Crowdsourcing, a term first coined by Jeff Howe in a Wired magazine article in June 2006, describes the trend of leveraging the masses to do something that was traditionally done in-house by a business or outsourced to contractors. It’s a favourite if tired buzzword, still often used by journalists and writers when waxing lyrical on how businesses can take advantage of new Web 2.0 technologies to solicit ideas and opinions.
Crowdsourcing can be a tremendously useful way to engage a greater audience. Not only can they help you to define your product or service, in many cases it can even help you drive down business costs. The Wired magazine article gave a great example of how a museum chose to purchase stock photos taken by amateurs instead of going for ones taken by a professional, thereby saving hundreds if not thousands of dollars.
But it can also go horribly wrong.
Recently JTC Corporation ran a nationwide competition to name 10 new buildings in Fusionopolis, a site identified as Singapore’s key science, technology and media hub.

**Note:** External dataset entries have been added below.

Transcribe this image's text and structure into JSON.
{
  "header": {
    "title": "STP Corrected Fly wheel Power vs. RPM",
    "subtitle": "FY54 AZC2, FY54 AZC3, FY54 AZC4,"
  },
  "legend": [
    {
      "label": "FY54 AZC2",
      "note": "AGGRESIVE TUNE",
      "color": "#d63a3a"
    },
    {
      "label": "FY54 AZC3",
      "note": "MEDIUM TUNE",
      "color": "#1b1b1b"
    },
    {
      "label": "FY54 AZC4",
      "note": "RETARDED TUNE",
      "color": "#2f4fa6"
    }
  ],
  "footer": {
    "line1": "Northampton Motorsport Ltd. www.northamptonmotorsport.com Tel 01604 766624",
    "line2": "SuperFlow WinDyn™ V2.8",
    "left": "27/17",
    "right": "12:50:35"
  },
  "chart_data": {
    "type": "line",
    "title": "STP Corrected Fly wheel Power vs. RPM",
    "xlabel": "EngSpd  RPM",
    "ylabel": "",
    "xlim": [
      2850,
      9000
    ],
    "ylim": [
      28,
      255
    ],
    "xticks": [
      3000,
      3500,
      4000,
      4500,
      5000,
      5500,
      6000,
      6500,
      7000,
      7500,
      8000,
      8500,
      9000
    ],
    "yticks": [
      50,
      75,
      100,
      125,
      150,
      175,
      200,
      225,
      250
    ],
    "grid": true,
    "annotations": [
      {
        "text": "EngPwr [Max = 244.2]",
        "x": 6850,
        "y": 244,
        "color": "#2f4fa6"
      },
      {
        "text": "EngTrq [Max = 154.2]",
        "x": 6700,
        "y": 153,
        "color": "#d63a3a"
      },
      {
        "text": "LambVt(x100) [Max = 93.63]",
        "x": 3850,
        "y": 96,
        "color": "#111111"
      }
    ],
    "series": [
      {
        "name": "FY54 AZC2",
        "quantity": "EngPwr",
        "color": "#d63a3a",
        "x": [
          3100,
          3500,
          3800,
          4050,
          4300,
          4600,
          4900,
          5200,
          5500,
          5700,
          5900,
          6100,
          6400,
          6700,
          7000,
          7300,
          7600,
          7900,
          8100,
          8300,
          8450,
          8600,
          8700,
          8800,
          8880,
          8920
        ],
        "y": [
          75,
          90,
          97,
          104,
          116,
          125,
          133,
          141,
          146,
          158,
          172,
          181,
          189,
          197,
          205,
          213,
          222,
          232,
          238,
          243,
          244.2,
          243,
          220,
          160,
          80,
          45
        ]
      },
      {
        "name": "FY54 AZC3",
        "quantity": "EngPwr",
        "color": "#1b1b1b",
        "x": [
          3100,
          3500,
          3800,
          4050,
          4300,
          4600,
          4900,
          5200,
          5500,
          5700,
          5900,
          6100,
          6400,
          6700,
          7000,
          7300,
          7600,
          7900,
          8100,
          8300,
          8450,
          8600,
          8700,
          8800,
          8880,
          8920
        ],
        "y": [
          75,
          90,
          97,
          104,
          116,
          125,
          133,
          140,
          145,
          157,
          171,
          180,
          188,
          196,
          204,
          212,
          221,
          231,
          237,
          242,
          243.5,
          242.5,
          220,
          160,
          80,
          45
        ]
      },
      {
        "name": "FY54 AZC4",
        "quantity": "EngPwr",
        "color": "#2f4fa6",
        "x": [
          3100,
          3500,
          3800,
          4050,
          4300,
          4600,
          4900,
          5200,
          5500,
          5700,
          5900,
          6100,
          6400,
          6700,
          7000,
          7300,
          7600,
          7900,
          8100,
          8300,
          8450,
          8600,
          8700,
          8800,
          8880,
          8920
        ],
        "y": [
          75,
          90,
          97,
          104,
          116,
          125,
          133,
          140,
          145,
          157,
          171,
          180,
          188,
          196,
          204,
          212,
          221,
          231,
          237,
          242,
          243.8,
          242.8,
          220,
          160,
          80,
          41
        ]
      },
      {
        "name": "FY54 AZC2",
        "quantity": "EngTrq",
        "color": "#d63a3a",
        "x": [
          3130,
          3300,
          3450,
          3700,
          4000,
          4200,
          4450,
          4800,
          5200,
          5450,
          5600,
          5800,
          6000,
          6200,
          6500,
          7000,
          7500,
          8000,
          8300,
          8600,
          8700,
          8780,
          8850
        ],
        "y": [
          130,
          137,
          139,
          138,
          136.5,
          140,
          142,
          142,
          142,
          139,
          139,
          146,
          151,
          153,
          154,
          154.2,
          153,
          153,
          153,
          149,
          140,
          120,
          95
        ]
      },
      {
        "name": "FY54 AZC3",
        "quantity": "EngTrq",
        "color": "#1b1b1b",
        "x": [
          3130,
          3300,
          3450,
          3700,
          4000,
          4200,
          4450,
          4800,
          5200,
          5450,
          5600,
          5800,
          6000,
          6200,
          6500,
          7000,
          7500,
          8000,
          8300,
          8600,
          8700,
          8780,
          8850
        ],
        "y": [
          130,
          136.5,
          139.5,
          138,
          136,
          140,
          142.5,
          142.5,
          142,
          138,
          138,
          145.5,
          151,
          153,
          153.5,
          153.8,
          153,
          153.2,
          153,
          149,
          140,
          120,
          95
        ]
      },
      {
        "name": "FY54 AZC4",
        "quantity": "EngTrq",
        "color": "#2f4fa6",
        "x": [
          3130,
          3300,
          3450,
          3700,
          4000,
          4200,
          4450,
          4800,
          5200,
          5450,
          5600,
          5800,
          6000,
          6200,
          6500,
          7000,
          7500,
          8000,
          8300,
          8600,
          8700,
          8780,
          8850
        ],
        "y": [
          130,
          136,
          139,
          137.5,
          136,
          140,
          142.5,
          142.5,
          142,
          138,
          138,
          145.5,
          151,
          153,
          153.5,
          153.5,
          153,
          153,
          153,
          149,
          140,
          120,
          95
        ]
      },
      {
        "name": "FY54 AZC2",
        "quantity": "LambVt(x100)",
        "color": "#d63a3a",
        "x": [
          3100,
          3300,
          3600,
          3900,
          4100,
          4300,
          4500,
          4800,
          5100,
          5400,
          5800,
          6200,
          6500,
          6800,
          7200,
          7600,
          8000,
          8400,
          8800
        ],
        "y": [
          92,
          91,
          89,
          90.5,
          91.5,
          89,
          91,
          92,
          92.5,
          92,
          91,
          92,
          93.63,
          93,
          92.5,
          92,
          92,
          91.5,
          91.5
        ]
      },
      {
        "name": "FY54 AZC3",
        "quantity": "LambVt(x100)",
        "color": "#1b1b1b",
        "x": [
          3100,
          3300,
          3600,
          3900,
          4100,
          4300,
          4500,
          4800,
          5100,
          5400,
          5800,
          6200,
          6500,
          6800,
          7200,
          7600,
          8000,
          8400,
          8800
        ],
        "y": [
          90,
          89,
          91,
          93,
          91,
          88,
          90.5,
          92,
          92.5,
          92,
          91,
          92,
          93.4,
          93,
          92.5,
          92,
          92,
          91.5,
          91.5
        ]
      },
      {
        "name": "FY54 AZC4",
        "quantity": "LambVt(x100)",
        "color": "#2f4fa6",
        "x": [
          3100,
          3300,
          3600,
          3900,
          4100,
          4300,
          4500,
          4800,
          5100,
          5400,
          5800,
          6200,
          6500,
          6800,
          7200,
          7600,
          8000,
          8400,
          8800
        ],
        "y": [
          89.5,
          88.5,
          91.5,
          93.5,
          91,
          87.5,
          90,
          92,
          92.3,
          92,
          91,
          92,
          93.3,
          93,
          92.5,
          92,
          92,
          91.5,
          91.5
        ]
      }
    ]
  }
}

Entries would be judged by a panel of six experts from education, media and other industries.
This is the shockingly poor result. A building called Connexis? Stylis? Symbiosis? If these were supposedly the best of the lot, either the judges were drugged out or the quality of entries had been disastrously poor. Ironic, considering all the innovation and creativity that is expected to ooze of out the high-tech hub.
It’s perfectly fine to solicit feedback from the public, and I’m all for competitions. The greater issue here is the impact on branding. These ten buildings are going to last many decades, and unfortunately now they’re saddled with names that are unpronounceable and meaningless to most Singaporeans.
My sympathies for the poor cabbies, and their passengers, headed for Fusionopolis.